Id. at 460-61, 109 S. Ct. 1908-09 (quoting Montanye v. Haymes, 427 U.S. 236, 242, 96 S. Ct. 2543, 2547 (1976)).

Here, Salas was denied visitation with minor children based upon legitimate penological interests. Moreover, the "denial of prison access to a particular visitor 'is well within the terms of confinement ordinarily contemplated by a prison sentence'" and "not independently protected by the Due Process Clause." Id., 109 S. Ct. at 1909 (quoting Hewitt, 459 U.S. at 468, 103 S. Ct. at 869). Therefore, we conclude that the United States Constitution itself does not provide Salas with a due process liberty interest.

States may under certain circumstances create liberty interests which are protected by the Due Process Clause. But these interests will be generally limited to freedom from restraint which, while not exceeding the sentence in such an unexpected manner as to give rise to protection by the Due Process Clause of it own force, nonetheless imposes atypical and significant hardship on the inmate in relation to the ordinary incidents of prison life.

Sandin v. Conner, 515 U.S. 472, 483-84, 115 S. Ct. 2293, 2300 (1995) (citations omitted). Here, we believe that restrictions Stillwater placed on Salas's visitation are a necessary consequence of incarceration and the denial of visitation with his minor children does not create the type of atypical, significant deprivation in which a state might create a liberty interest. See Kentucky Dep't of Corrections, 490 U.S. at 461, 109 S. Ct. at 1909 ("denial of prison access to a particular visitor is well within the terms of confinement ordinarily contemplated by a prison sentence"). Therefore, we conclude that Salas does not have a state-created due process liberty interest in visitation.

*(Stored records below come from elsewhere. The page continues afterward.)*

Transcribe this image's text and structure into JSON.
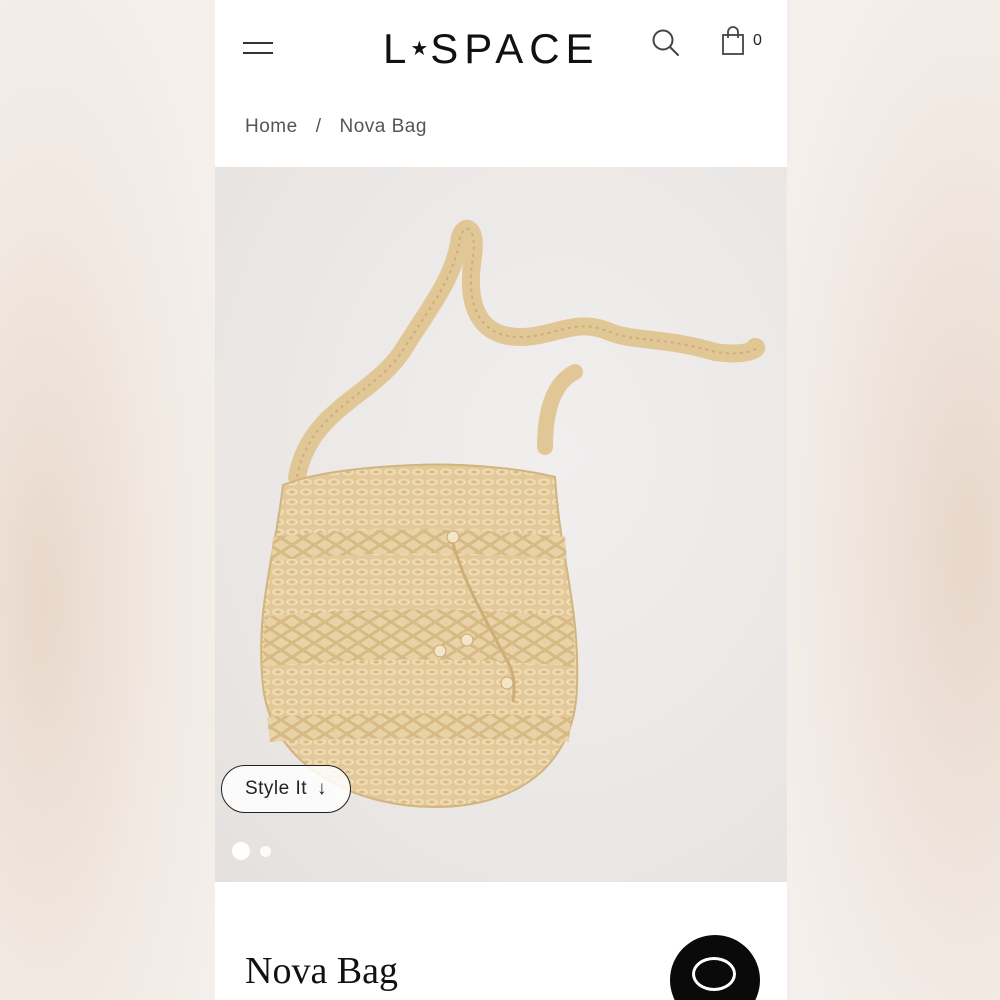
{
  "header": {
    "logo_text": "L★SPACE",
    "logo_left": "L",
    "logo_star": "★",
    "logo_right": "SPACE",
    "cart_count": "0",
    "icons": [
      "menu-icon",
      "search-icon",
      "shopping-bag-icon"
    ]
  },
  "breadcrumb": {
    "home": "Home",
    "separator": "/",
    "current": "Nova Bag"
  },
  "gallery": {
    "style_button_label": "Style It",
    "style_button_arrow": "↓",
    "image_count": 2,
    "active_index": 0
  },
  "product": {
    "title": "Nova Bag"
  },
  "colors": {
    "accent": "#111111",
    "bag": "#e6cfa1"
  }
}
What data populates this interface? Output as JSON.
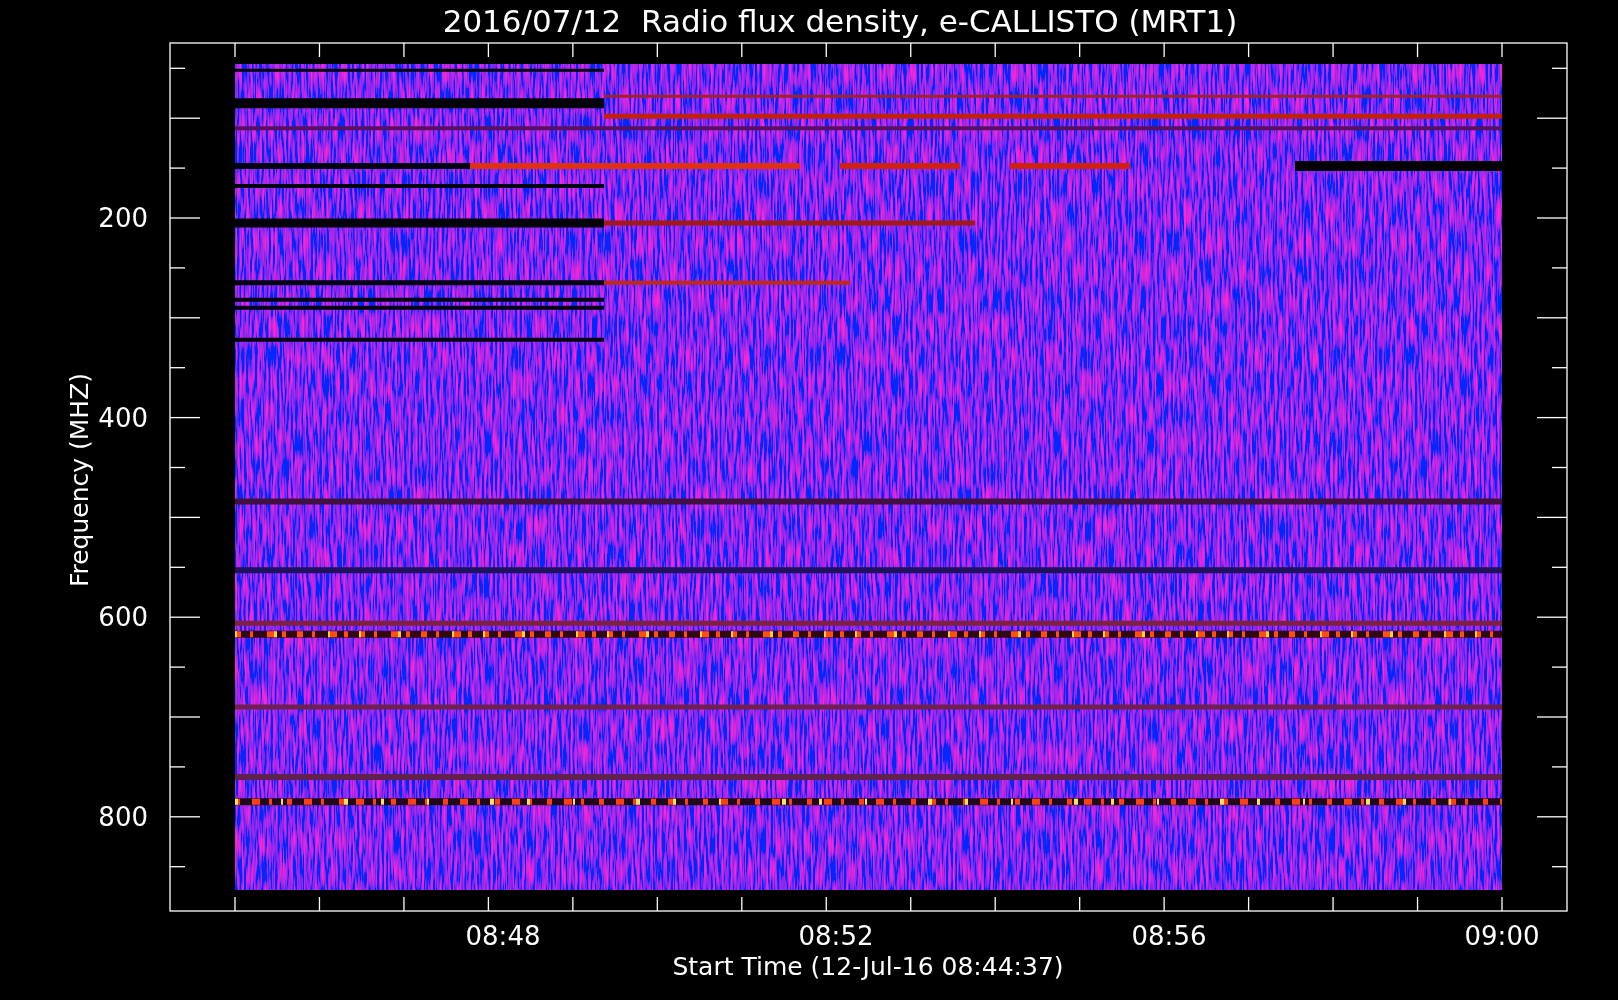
{
  "plot": {
    "title": "2016/07/12  Radio flux density, e-CALLISTO (MRT1)",
    "xlabel": "Start Time (12-Jul-16 08:44:37)",
    "ylabel": "Frequency (MHZ)",
    "x_tick_labels": [
      "08:48",
      "08:52",
      "08:56",
      "09:00"
    ],
    "y_tick_labels": [
      "200",
      "400",
      "600",
      "800"
    ]
  }
}
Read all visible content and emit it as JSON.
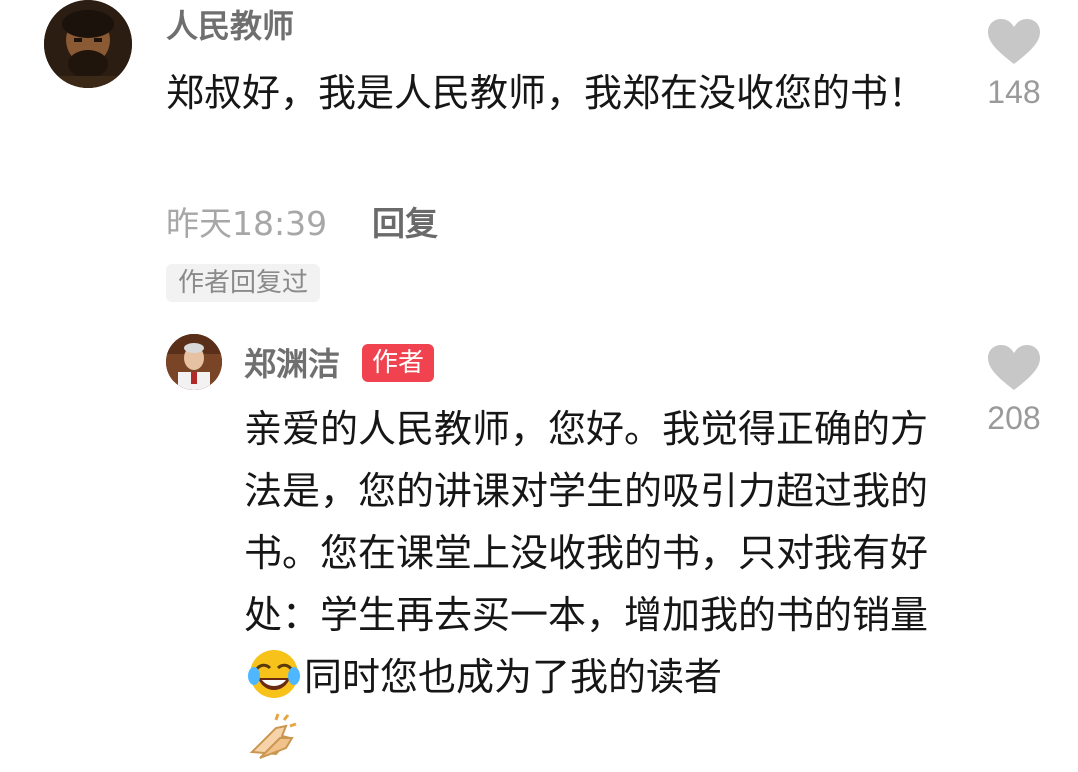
{
  "comments": [
    {
      "author": "人民教师",
      "text": "郑叔好，我是人民教师，我郑在没收您的书！",
      "time": "昨天18:39",
      "reply_label": "回复",
      "author_replied_tag": "作者回复过",
      "likes": "148",
      "icons": [
        "heart-icon"
      ]
    }
  ],
  "reply": {
    "author": "郑渊洁",
    "author_badge": "作者",
    "text_part1": "亲爱的人民教师，您好。我觉得正确的方法是，您的讲课对学生的吸引力超过我的书。您在课堂上没收我的书，只对我有好处：学生再去买一本，增加我的书的销量",
    "text_part2": "同时您也成为了我的读者",
    "emojis": [
      "laughing-crying-face-emoji",
      "clapping-hands-emoji"
    ],
    "likes": "208",
    "icons": [
      "heart-icon"
    ]
  },
  "colors": {
    "name_gray": "#6f6f6f",
    "time_gray": "#a7a7a7",
    "badge_red": "#f0434f",
    "heart_gray": "#c7c7c7"
  }
}
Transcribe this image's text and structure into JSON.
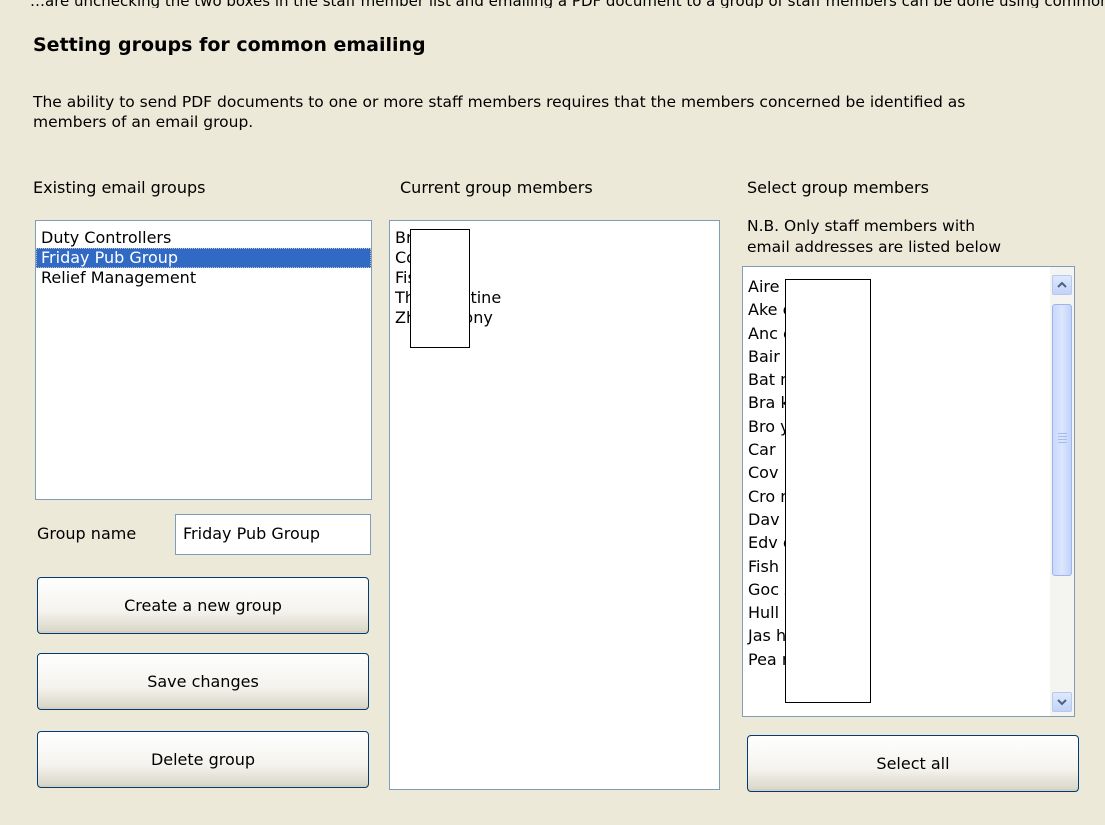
{
  "clipped_header_text": "…are unchecking the two boxes in the staff member list and emailing a PDF document to a group of staff members can be done using common email groups",
  "title": "Setting groups for common emailing",
  "description": "The ability to send PDF documents to one or more staff members requires that the members concerned be identified as members of an email group.",
  "existing_groups": {
    "label": "Existing email groups",
    "items": [
      "Duty Controllers",
      "Friday Pub Group",
      "Relief Management"
    ],
    "selected_index": 1
  },
  "group_name": {
    "label": "Group name",
    "value": "Friday Pub Group"
  },
  "buttons": {
    "create": "Create a new group",
    "save": "Save changes",
    "delete": "Delete group",
    "select_all": "Select all"
  },
  "current_members": {
    "label": "Current group members",
    "items": [
      "Brai        ark",
      "Cov        ee",
      "Fish        en",
      "Tho        Christine",
      "Zhang, Tony"
    ]
  },
  "select_members": {
    "label": "Select group members",
    "note_line1": "N.B. Only staff members with",
    "note_line2": "email addresses are listed below",
    "items": [
      "Aire        a",
      "Ake        er",
      "Anc        ebecca",
      "Bair",
      "Bat        n",
      "Bra        k",
      "Bro        y",
      "Car",
      "Cov",
      "Cro        nne",
      "Dav        th",
      "Edv        e",
      "Fish",
      "Goc        Zane",
      "Hull        et",
      "Jas        hree",
      "Pea        n"
    ]
  }
}
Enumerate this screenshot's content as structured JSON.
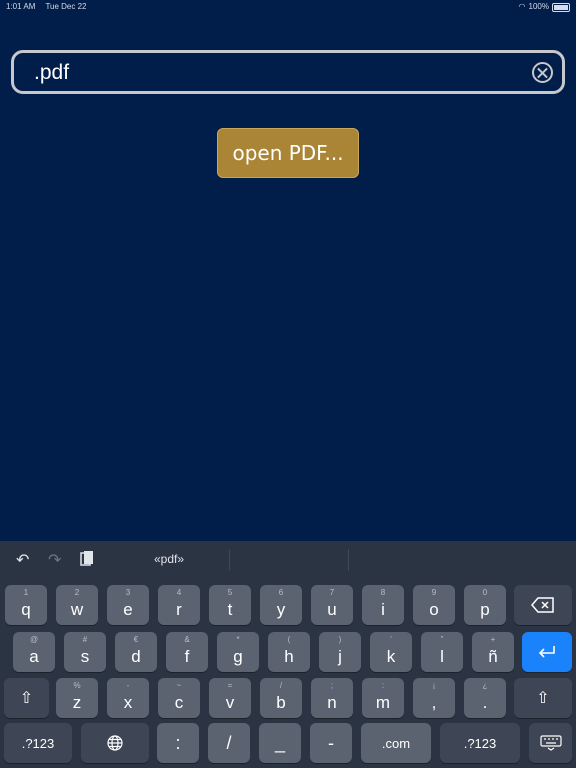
{
  "status_bar": {
    "time": "1:01 AM",
    "date": "Tue Dec 22",
    "battery": "100%"
  },
  "search": {
    "value": ".pdf"
  },
  "actions": {
    "open_pdf_label": "open PDF..."
  },
  "keyboard": {
    "suggestion": "«pdf»",
    "row1": [
      {
        "sub": "1",
        "main": "q"
      },
      {
        "sub": "2",
        "main": "w"
      },
      {
        "sub": "3",
        "main": "e"
      },
      {
        "sub": "4",
        "main": "r"
      },
      {
        "sub": "5",
        "main": "t"
      },
      {
        "sub": "6",
        "main": "y"
      },
      {
        "sub": "7",
        "main": "u"
      },
      {
        "sub": "8",
        "main": "i"
      },
      {
        "sub": "9",
        "main": "o"
      },
      {
        "sub": "0",
        "main": "p"
      }
    ],
    "row2": [
      {
        "sub": "@",
        "main": "a"
      },
      {
        "sub": "#",
        "main": "s"
      },
      {
        "sub": "€",
        "main": "d"
      },
      {
        "sub": "&",
        "main": "f"
      },
      {
        "sub": "*",
        "main": "g"
      },
      {
        "sub": "(",
        "main": "h"
      },
      {
        "sub": ")",
        "main": "j"
      },
      {
        "sub": "'",
        "main": "k"
      },
      {
        "sub": "\"",
        "main": "l"
      },
      {
        "sub": "+",
        "main": "ñ"
      }
    ],
    "row3": [
      {
        "sub": "%",
        "main": "z"
      },
      {
        "sub": "-",
        "main": "x"
      },
      {
        "sub": "~",
        "main": "c"
      },
      {
        "sub": "=",
        "main": "v"
      },
      {
        "sub": "/",
        "main": "b"
      },
      {
        "sub": ";",
        "main": "n"
      },
      {
        "sub": ":",
        "main": "m"
      },
      {
        "sub": "¡",
        "main": ","
      },
      {
        "sub": "¿",
        "main": "."
      }
    ],
    "row4": {
      "numbers_left": ".?123",
      "colon": ":",
      "slash": "/",
      "underscore": "_",
      "dash": "-",
      "dotcom": ".com",
      "numbers_right": ".?123"
    }
  }
}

Because Salas does not have a due process liberty interest in visitation with his minor children, we affirm the district court's granting of summary judgment on Salas' procedural due process claim. See Lloyd, 523 N.W.2d at 3 (summary judgment mandatory against party who fails to establish an essential element of claim).


* Retired Judge of the Minnesota Court of Appeals, serving by appointment pursuant to Minn. Const. art. VI, 10.

** Retired Judge of the district court, serving as judge of the Minnesota Court of Appeals by appointment pursuant to Minn. Const. art. VI, 10.